Hormone-Disrupting Chemicals Are Everywhere

Modern life exposes people to a growing number of synthetic chemicals that interfere with the endocrine system. Two of the most studied in relation to PCOS are BPA (found in plastics, food packaging, and receipt paper) and phthalates (found in personal care products, vinyl flooring, and food containers). These compounds mimic or block natural hormones, disrupt insulin signaling, and may trigger lasting changes to how genes are expressed.

The exposure is difficult to avoid. BPA and phthalates are detectable in the urine of the vast majority of people tested in population studies. While no one has proven these chemicals directly cause PCOS in humans, the evidence linking them to hormonal disruption and worsening of PCOS features continues to grow. Exposure during sensitive windows, particularly fetal development and puberty, appears to carry the most risk.

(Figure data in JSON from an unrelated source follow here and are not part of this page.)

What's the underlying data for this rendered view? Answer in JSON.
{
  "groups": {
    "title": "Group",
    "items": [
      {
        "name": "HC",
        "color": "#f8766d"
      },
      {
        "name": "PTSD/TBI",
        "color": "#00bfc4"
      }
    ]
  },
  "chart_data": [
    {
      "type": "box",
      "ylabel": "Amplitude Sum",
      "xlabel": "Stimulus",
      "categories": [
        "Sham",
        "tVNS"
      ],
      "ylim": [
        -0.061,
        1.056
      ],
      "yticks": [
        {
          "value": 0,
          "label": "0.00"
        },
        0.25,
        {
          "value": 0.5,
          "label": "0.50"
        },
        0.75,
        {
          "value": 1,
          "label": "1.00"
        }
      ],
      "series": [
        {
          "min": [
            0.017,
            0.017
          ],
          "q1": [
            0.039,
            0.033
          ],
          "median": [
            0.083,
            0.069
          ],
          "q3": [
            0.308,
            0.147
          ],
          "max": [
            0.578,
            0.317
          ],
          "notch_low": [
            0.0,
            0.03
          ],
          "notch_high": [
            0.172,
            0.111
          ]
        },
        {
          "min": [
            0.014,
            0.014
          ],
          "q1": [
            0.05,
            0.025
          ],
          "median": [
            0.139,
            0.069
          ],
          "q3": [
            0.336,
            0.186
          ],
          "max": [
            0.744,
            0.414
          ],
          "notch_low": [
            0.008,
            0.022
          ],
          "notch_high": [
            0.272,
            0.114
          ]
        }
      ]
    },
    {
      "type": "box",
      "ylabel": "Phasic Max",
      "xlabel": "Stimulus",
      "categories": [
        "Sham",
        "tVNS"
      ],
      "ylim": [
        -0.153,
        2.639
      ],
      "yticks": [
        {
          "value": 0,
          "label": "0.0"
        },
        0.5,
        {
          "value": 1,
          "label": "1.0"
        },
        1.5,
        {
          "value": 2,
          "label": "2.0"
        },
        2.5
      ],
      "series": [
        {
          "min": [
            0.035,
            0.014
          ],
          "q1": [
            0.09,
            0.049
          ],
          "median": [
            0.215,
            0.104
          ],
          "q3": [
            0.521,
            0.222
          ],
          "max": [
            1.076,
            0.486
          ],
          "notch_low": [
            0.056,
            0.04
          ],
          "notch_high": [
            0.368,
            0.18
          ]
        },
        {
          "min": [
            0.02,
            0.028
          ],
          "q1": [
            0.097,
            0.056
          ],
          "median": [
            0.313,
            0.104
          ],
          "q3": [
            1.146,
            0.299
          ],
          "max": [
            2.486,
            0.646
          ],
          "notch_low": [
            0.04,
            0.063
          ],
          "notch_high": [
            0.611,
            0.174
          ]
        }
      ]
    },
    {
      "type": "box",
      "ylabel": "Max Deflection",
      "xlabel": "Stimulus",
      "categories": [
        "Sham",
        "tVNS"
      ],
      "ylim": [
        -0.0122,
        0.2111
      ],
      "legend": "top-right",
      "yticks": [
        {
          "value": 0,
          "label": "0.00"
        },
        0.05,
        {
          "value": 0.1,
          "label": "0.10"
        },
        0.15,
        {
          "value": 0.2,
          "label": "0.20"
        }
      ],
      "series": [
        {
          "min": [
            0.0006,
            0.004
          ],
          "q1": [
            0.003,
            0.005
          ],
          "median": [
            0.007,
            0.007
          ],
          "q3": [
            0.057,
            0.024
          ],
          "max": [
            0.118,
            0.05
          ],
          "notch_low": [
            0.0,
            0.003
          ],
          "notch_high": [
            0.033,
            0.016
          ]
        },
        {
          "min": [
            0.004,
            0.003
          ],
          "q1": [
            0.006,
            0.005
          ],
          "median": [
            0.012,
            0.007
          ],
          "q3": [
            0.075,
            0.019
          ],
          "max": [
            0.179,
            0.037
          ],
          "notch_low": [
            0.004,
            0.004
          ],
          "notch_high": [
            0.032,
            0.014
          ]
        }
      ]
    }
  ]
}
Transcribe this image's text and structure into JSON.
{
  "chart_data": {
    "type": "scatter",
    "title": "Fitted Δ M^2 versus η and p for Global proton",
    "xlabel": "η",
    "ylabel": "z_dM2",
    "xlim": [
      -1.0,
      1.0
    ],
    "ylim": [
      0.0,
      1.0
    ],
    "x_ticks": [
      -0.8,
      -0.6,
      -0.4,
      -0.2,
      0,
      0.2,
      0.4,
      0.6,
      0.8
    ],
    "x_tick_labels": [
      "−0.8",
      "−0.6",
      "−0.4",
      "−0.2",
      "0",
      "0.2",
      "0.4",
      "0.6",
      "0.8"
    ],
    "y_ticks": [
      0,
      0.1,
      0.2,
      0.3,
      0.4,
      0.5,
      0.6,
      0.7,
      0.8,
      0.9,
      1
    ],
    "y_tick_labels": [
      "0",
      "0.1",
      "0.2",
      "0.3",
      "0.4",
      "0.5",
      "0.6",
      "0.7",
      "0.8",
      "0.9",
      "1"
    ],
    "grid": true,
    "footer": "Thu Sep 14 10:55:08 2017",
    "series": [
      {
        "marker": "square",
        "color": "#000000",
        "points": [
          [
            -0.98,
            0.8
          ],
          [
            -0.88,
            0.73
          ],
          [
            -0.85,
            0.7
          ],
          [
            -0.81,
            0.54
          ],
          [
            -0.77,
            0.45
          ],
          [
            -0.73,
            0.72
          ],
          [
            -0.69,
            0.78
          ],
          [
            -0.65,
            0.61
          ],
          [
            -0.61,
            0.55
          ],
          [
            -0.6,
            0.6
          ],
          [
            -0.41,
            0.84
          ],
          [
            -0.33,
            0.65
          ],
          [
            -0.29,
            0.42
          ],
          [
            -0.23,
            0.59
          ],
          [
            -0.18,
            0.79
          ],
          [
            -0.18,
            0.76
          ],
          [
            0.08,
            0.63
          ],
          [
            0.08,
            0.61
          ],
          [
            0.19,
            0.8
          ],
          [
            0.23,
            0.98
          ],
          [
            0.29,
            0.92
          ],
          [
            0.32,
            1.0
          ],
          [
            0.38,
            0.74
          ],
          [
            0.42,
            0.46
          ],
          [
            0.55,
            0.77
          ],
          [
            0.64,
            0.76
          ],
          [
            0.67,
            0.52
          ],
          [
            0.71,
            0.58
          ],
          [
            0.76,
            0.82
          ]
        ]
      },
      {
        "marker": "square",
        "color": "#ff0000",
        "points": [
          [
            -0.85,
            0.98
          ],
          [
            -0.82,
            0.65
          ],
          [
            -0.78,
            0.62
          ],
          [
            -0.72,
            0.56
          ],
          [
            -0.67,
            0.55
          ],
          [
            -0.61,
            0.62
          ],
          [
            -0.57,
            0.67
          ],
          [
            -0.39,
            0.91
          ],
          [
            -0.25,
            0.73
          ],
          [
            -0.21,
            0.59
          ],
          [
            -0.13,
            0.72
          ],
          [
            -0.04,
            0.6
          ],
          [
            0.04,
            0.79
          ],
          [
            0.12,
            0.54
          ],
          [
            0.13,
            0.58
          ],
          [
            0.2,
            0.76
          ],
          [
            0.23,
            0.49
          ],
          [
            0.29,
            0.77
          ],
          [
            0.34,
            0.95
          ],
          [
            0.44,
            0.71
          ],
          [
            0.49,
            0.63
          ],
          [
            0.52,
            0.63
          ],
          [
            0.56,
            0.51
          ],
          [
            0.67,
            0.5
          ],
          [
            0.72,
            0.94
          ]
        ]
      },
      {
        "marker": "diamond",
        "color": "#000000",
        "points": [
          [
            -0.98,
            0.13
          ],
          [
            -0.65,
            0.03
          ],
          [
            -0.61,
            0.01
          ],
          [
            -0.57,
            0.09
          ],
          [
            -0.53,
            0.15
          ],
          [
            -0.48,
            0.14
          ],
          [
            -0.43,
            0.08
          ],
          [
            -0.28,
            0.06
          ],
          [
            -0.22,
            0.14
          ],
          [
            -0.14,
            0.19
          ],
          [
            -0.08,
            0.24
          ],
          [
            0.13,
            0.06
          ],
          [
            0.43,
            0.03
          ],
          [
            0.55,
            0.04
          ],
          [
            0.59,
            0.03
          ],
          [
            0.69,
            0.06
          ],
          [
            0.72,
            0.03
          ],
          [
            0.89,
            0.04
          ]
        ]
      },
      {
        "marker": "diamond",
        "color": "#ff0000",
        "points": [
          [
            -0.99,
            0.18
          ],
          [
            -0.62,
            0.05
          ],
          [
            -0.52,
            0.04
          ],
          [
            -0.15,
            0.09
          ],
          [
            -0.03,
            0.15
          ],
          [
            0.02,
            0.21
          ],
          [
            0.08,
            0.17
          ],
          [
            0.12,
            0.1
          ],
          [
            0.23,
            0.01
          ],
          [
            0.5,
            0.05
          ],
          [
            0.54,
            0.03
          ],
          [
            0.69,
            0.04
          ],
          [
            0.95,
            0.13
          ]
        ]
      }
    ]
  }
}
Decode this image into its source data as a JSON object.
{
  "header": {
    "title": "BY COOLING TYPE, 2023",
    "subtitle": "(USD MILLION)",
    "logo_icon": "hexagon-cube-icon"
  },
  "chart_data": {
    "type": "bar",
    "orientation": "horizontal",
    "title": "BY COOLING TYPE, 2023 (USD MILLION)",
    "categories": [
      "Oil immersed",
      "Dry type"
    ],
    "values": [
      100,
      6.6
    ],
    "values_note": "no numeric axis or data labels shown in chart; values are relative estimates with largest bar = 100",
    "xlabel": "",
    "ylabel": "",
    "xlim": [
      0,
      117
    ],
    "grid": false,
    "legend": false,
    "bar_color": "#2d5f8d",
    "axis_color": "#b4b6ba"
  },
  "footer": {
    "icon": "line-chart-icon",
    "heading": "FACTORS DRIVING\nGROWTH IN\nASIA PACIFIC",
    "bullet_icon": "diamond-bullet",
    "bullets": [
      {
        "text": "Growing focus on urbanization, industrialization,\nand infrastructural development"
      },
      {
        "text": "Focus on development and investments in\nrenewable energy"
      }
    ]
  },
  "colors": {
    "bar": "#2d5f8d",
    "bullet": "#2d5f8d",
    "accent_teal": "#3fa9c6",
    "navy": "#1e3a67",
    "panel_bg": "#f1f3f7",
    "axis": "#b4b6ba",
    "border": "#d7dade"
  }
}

Prenatal Programming Before Birth

Some of the groundwork for PCOS may be laid in the womb. Experimental studies in primates show that exposing female fetuses to high levels of testosterone during a critical window of pregnancy produces PCOS-like features in adulthood, including irregular ovulation, excess androgens, and characteristic ovarian changes. The timing matters: early gestational exposure is what drives the hormonal reprogramming, not exposure later in pregnancy.

What raises androgen levels during pregnancy in the first place? Maternal stress is one pathway. Chronic stress activates the body’s stress-hormone system, which directly influences the production of sex hormones. A mother experiencing significant stress during pregnancy may inadvertently expose her developing daughter to a hormonal environment that increases PCOS risk decades later. Given that modern life involves higher rates of reported psychological stress, financial pressure, and exposure to endocrine disruptors, it’s plausible that each generation of daughters faces a slightly higher baseline risk than the last.

Greater Awareness Changes the Count

Not long ago, many women with PCOS symptoms went undiagnosed for years. Irregular periods were dismissed as stress. Acne and facial hair were treated cosmetically without anyone investigating the underlying cause. That has shifted considerably. Social media, patient advocacy, and updated clinical guidelines have all raised the profile of PCOS among both patients and doctors.

The 2023 international guideline emphasizes a structured diagnostic approach starting with clinical assessment, then blood work, then selective use of ultrasound or AMH testing. This kind of standardized pathway means fewer cases slip through the cracks. Women are also more likely to advocate for themselves. When someone searches their symptoms and finds that irregular periods combined with stubborn weight gain and hormonal acne could point to PCOS, they walk into a doctor’s office with a specific question. That alone increases the diagnosis rate without any change in the actual number of affected women.

Is PCOS Actually More Common, or Just More Visible?

The honest answer is both. Diagnostic expansion and better awareness account for a large portion of the apparent increase. If you widen the definition of a condition and then give doctors better tools to find it, you will inevitably identify more cases. Some proportion of the “rise” in PCOS is simply women who always had it finally getting a name for their symptoms.

But environmental and metabolic shifts are real, too. Populations are heavier than they were 40 years ago, insulin resistance is more prevalent, and chemical exposures are pervasive in ways they weren’t a generation ago. Prenatal stress and its hormonal consequences may be compounding the problem across generations. These factors suggest that the true prevalence of PCOS, not just the diagnosed prevalence, is likely climbing as well. The condition sits at the intersection of genetics, metabolism, and environment, and all three of those inputs have shifted in ways that favor its development.